Re: Querying and caching with large datasets

From: Jeen Broekstra <>
Date: Mon, 23 Jan 2006 10:32:37 +0100

Rickard Öberg wrote:

> A general question about performance that we have is query speed. The
> test I did with importing 3.000.000 tuples into a store allowed us
> to make many interesting queries and use our data in ways that we
> could not have done before.
> But, the fastest of those queries were around 100ms, and in a CMS
> that is simply not good enough. In most cases it needs to be almost
> instantaneous, and the only way to do that is to cache, cache, cache.
> I have been thinking about how to do this in Sesame, and it seems
> like a decent approach would be to implement it as a Sail layer. The
> layer would delegate to the underlying "real" layers and *if* the
> query contains special tuples indicating that a cached response is
> wanted, then it could store the result so that the next time the
> results can be returned immediately from the cache. The next step is
> to also recognize a cache-timeout and when that timeout is reached
> the cache should preemptively perform the query and re-fill the
> cache.

You could even do it more specific than that: since your cache is a
(stacked) SAIL and therefore is aware of all operations that take place
on the underlying store, you can let it 'sniff' all update transactions
and invalidate cache objects as soon as it detects an operation that
changes data relevant to that cache object. Or more simply: refresh the
cache whenever data is added/removed. No real need for timeouts.

The general idea looks good. The caching structure itself takes some
thinking through. There are two types of query results (variable
bindings and triples) so you need a cache that takes that into account -
*or* you can choose to simply treat each query as a triple-returning
query and only do the conversion to variable-bindings last-minute, that
way you can use an in-memory SAIL as the cache object.

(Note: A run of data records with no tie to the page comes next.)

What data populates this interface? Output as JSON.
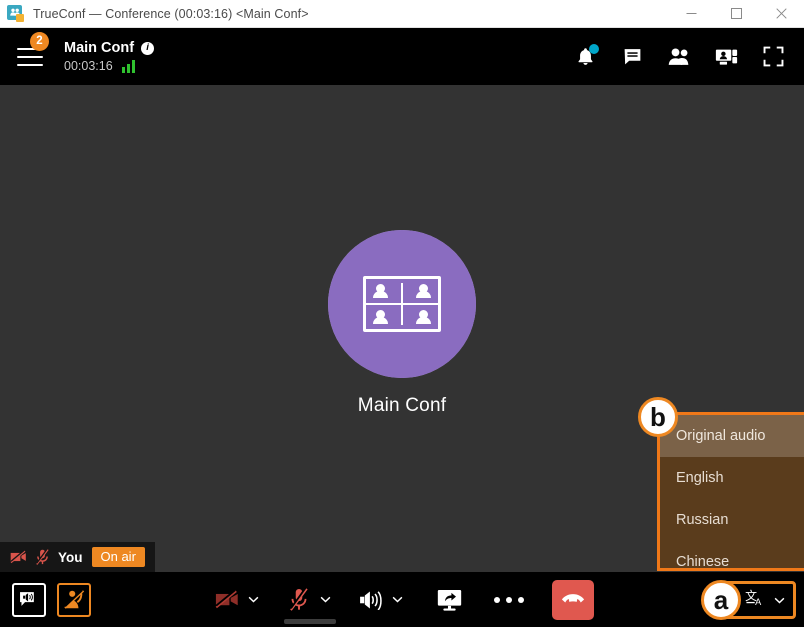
{
  "window": {
    "title": "TrueConf — Conference (00:03:16) <Main Conf>",
    "app_icon": "trueconf-app-icon",
    "minimize_label": "—",
    "maximize_label": "□",
    "close_label": "✕"
  },
  "header": {
    "menu_icon": "hamburger-menu-icon",
    "badge_count": "2",
    "conference_name": "Main Conf",
    "info_icon": "info-icon",
    "timer": "00:03:16",
    "signal_icon": "signal-strength-icon",
    "icons": [
      {
        "name": "notifications-bell-icon",
        "label": "Notifications",
        "has_dot": true
      },
      {
        "name": "chat-icon",
        "label": "Chat",
        "has_dot": false
      },
      {
        "name": "participants-icon",
        "label": "Participants",
        "has_dot": false
      },
      {
        "name": "layout-icon",
        "label": "Layout",
        "has_dot": false
      },
      {
        "name": "fullscreen-icon",
        "label": "Full screen",
        "has_dot": false
      }
    ]
  },
  "stage": {
    "avatar_icon": "conference-group-avatar",
    "participant_name": "Main Conf"
  },
  "self_view": {
    "camera_icon": "camera-off-icon",
    "mic_icon": "microphone-off-icon",
    "name": "You",
    "status_badge": "On air"
  },
  "toolbar": {
    "left": [
      {
        "name": "subtitles-button",
        "icon": "speech-bubble-sound-icon"
      },
      {
        "name": "raise-hand-button",
        "icon": "lower-hand-icon",
        "active": true
      }
    ],
    "center": [
      {
        "name": "camera-button",
        "icon": "camera-off-icon",
        "has_chevron": true
      },
      {
        "name": "microphone-button",
        "icon": "microphone-off-icon",
        "has_chevron": true
      },
      {
        "name": "speaker-button",
        "icon": "speaker-icon",
        "has_chevron": true
      },
      {
        "name": "screen-share-button",
        "icon": "screen-share-icon",
        "has_chevron": false
      },
      {
        "name": "more-options-button",
        "icon": "ellipsis-icon",
        "has_chevron": false
      },
      {
        "name": "hang-up-button",
        "icon": "phone-hangup-icon",
        "has_chevron": false
      }
    ],
    "translate_button": {
      "name": "translation-language-button",
      "icon": "translate-icon",
      "chevron": "chevron-down-icon",
      "annotation": "a"
    }
  },
  "language_menu": {
    "annotation": "b",
    "items": [
      {
        "label": "Original audio",
        "selected": true
      },
      {
        "label": "English",
        "selected": false
      },
      {
        "label": "Russian",
        "selected": false
      },
      {
        "label": "Chinese",
        "selected": false
      }
    ]
  },
  "colors": {
    "accent_orange": "#ee8822",
    "menu_border": "#f07818",
    "menu_bg": "#5a3c1c",
    "menu_hover": "#7b6248",
    "hangup_red": "#e0584f",
    "mute_red": "#e0584f",
    "signal_green": "#2fc22f",
    "notification_cyan": "#00a6c9",
    "stage_bg": "#333333",
    "avatar_purple": "#8a6cc0"
  }
}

> This seems like a good way, in theory, to get caching of queries. The
> main assumptions are that there are some queries that are performed
> often, that data is not updated so frequently that the cached data
> will be immediately outdated, and that by allowing the caller to
> decide when to use the cache by including cache information in the
> query we can easily bypass the cache if necessary. For queries that
> return large result sets it would definitely be a bad idea to cache
> it. For example, our daily link checker would do a query for all
> links, and to query those results would be pointless.
> Has this been done before? Is there anything wrong with the basic
> idea? Any other ways to perform good caching of query results?

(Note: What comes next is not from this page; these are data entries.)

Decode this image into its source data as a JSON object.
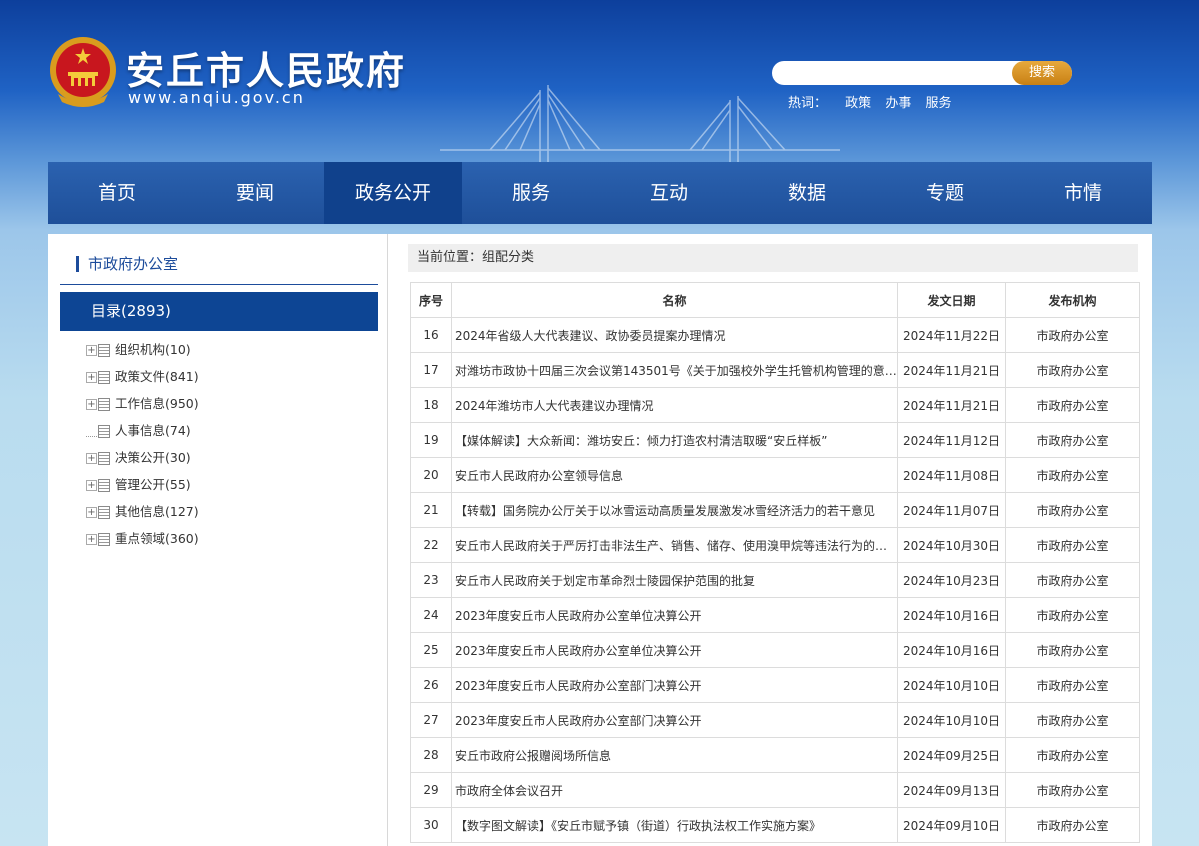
{
  "header": {
    "site_name": "安丘市人民政府",
    "site_url": "www.anqiu.gov.cn",
    "search": {
      "placeholder": "",
      "button_label": "搜索"
    },
    "hot": {
      "label": "热词：",
      "words": [
        "政策",
        "办事",
        "服务"
      ]
    }
  },
  "nav": {
    "items": [
      "首页",
      "要闻",
      "政务公开",
      "服务",
      "互动",
      "数据",
      "专题",
      "市情"
    ],
    "active": "政务公开"
  },
  "sidebar": {
    "title": "市政府办公室",
    "directory_label": "目录(2893)",
    "tree": [
      {
        "label": "组织机构(10)",
        "expandable": true
      },
      {
        "label": "政策文件(841)",
        "expandable": true
      },
      {
        "label": "工作信息(950)",
        "expandable": true
      },
      {
        "label": "人事信息(74)",
        "expandable": false
      },
      {
        "label": "决策公开(30)",
        "expandable": true
      },
      {
        "label": "管理公开(55)",
        "expandable": true
      },
      {
        "label": "其他信息(127)",
        "expandable": true
      },
      {
        "label": "重点领域(360)",
        "expandable": true
      }
    ]
  },
  "breadcrumb": "当前位置：组配分类",
  "table": {
    "headers": [
      "序号",
      "名称",
      "发文日期",
      "发布机构"
    ],
    "rows": [
      [
        "16",
        "2024年省级人大代表建议、政协委员提案办理情况",
        "2024年11月22日",
        "市政府办公室"
      ],
      [
        "17",
        "对潍坊市政协十四届三次会议第143501号《关于加强校外学生托管机构管理的意…",
        "2024年11月21日",
        "市政府办公室"
      ],
      [
        "18",
        "2024年潍坊市人大代表建议办理情况",
        "2024年11月21日",
        "市政府办公室"
      ],
      [
        "19",
        "【媒体解读】大众新闻：潍坊安丘：倾力打造农村清洁取暖“安丘样板”",
        "2024年11月12日",
        "市政府办公室"
      ],
      [
        "20",
        "安丘市人民政府办公室领导信息",
        "2024年11月08日",
        "市政府办公室"
      ],
      [
        "21",
        "【转载】国务院办公厅关于以冰雪运动高质量发展激发冰雪经济活力的若干意见",
        "2024年11月07日",
        "市政府办公室"
      ],
      [
        "22",
        "安丘市人民政府关于严厉打击非法生产、销售、储存、使用溴甲烷等违法行为的…",
        "2024年10月30日",
        "市政府办公室"
      ],
      [
        "23",
        "安丘市人民政府关于划定市革命烈士陵园保护范围的批复",
        "2024年10月23日",
        "市政府办公室"
      ],
      [
        "24",
        "2023年度安丘市人民政府办公室单位决算公开",
        "2024年10月16日",
        "市政府办公室"
      ],
      [
        "25",
        "2023年度安丘市人民政府办公室单位决算公开",
        "2024年10月16日",
        "市政府办公室"
      ],
      [
        "26",
        "2023年度安丘市人民政府办公室部门决算公开",
        "2024年10月10日",
        "市政府办公室"
      ],
      [
        "27",
        "2023年度安丘市人民政府办公室部门决算公开",
        "2024年10月10日",
        "市政府办公室"
      ],
      [
        "28",
        "安丘市政府公报赠阅场所信息",
        "2024年09月25日",
        "市政府办公室"
      ],
      [
        "29",
        "市政府全体会议召开",
        "2024年09月13日",
        "市政府办公室"
      ],
      [
        "30",
        "【数字图文解读】《安丘市赋予镇（街道）行政执法权工作实施方案》",
        "2024年09月10日",
        "市政府办公室"
      ]
    ]
  },
  "colors": {
    "nav_bg": "#1e4f99",
    "nav_active": "#10418c",
    "sidebar_accent": "#0d4594",
    "search_button": "#d08a1c"
  }
}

I know that some people at the Vrije Universiteit Amsterdam have played
with caching query results for often-occurring queries on top of a
MySQL-backed Sesame store, as part of the BuRST project
( We talked
through their main ideas at the time (which were fairly similar to your
own outline), but I'm not sure if they have actually implemented the
caching scheme.

We've often considered implementing a query cache as a SAIL ourselves
though (in fact, the main reason the architecture has stacked SAILs in
the first place is precisely because we wanted to cater for this kind of
improvemement). The main reason there is not something like it in Sesame
already is lack of time. So yeah, we think it's a great idea, and
especially on persistent (MySQL, native) stores it may give great speedups.